Driving Factor:  A fundamental motivation to achieve that characterizes the way an organization, team, or individual approaches a market.  e.g., ego for confidence, product for something to sell, sales to make money, customer to know what is needed, needs to recognize products of the future. 

Vision:  A shared mental picture of the history the business wants to make. 

If not developed and honored as a business, culture will be built piecemeal under influences of personal biases, time pressures, and marketplace factors.  Conflicting ideas and visions create friction and resulting inefficiencies.  To truly lead the business, proactively develop culture.

 

Innovation by Dimension

A business standing still is already dying.  We must innovate to survive.  On the other hand, business is so complex that we can flounder rather than lead.  Dimensions create focus and ensure thoroughness of innovation.  Each set of decisions fits into larger syntheses.  Products can be driven by Strategic Identities.  Businesses also need Integrated Strategy and Integrated Character.


Use these dimensions or innovate your own.  Acquire processes or innovate.  Whatever your path, base your innovations on complete understanding of their full potential.  Enable your decision making, then empower decision synthesis rich enough to keep you in control of your business and products.

 

Essential Elements

Let’s talk about dimensions for a moment.  How many dimensions does it take to describe the shape of a simple box?
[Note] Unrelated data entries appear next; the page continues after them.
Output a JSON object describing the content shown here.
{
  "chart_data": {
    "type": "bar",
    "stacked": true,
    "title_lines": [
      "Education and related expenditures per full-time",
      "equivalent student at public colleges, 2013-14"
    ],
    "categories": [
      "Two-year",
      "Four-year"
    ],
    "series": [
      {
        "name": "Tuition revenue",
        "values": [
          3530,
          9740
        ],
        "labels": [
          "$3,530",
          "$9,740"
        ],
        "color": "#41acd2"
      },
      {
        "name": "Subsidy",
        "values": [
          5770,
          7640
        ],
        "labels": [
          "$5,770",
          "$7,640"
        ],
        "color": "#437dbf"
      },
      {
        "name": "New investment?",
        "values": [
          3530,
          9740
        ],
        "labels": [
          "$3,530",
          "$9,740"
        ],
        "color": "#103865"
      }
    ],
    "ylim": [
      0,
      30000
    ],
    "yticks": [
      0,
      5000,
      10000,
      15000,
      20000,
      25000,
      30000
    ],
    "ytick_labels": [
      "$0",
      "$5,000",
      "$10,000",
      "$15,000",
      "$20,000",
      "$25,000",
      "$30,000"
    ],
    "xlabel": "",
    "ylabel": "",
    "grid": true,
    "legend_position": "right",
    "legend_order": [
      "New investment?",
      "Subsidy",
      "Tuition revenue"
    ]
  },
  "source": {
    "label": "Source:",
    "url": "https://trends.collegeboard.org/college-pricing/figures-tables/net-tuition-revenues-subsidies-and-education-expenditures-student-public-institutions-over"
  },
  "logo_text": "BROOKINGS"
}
Silly question, right?  And easy to answer.  It takes three dimensions to fully describe the shape of a box.  Length, width, height.  In mathematical lingo, we need the dimensions of X, Y, and Z.  With those, we can fully describe the shape of the box and anything in or outside it.

Then how many dimensions does it take to describe a box?  Hmmm?  No, that’s not the same question.  Before we only asked for shape.  Now we want color, materials, texture, strength, durability, ability to hold liquids, how it opens, and more.  Suddenly, we find a seemingly endless possible number of dimensions.  Just for a box!

Now, how many dimensions does it take to describe a product?  A business?  A market-place?  A customer?  Think for a moment.  Let the flow of possibilities begin.  Frankly, the whole idea is intimidating.  Overwhelming!  No place to start… and if we do, then when will it ever stop?

 


 

20. “The ecology of innovation is about the space, time, culture, relationship, infrastructure, and atmosphere which form an environment that nourishes innovation.” Unfolding the Innovation Cube, Ron Dvir, Edna Pasher, and Norman Roth.